IRA FLATOW: All right. Let’s move on there’s something a little more pleasing to talk about. The spring, spring flowers– they’re blooming and some people, the bad part, are really feeling their allergies. And there is a climate connection this time, is there not?
UMAIR IRFAN: Yeah. There’s actually been a growing climate connection, and new and more research keeps coming out showing the links. There was a recent paper in The Lancet Planetary Health that showed that in about a dozen different sites all over the world they found that the amount of pollen and the duration of pollen being produced by some plants has been increasing as temperatures have gone up. You may have seen some images this year of giant yellow clouds floating over North Carolina of pollen, and it’s a trend that we’re likely to see getting worse in the coming years.
IRA FLATOW: And it’s becoming more severe not just because of warmer weather, but what? The CO2 levels are making plants produce more pollen?
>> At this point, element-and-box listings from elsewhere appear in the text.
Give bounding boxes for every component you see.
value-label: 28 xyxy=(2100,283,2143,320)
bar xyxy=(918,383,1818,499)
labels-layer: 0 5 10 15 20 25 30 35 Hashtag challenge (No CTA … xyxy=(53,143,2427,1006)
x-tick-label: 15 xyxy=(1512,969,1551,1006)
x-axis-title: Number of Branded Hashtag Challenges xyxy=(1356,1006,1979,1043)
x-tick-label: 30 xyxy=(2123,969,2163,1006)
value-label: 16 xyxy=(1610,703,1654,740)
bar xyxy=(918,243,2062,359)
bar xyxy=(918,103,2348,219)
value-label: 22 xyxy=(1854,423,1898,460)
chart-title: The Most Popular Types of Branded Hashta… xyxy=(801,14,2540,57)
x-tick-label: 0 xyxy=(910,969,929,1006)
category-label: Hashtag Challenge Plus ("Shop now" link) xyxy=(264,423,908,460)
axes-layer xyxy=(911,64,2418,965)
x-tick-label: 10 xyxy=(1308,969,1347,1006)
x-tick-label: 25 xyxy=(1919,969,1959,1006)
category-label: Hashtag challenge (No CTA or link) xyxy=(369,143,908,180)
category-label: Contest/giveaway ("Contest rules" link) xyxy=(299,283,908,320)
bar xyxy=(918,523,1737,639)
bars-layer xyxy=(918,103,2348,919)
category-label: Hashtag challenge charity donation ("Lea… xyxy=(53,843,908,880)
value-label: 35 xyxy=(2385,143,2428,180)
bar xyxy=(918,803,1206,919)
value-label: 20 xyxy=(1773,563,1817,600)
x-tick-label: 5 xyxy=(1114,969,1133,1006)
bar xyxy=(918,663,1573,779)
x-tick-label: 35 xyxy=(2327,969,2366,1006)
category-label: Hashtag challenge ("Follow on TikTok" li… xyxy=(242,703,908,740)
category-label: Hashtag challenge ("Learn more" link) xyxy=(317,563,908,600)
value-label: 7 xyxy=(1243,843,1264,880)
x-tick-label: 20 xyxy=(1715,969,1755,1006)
UMAIR IRFAN: Yeah. That’s right. The warmer weather, of course, makes the growing season longer for plants. Warmer winters makes it so they bloom earlier in the year. But carbon dioxide is, of course, plant food, and what it does is it does encourage the plant to produce more pollen.
It’s not just at a planetary scale. We see plants like ragweed near highways, for example. They grow and produce more pollen because they’re exposed to more CO2 from cars. So it’s a very small scale effect as well as a very large scale effect.
IRA FLATOW: OK. Well, thank you very much for talking with us today, Umair.
UMAIR IRFAN: My pleasure.
IRA FLATOW: Umair Irfan is a staff writer for Vox.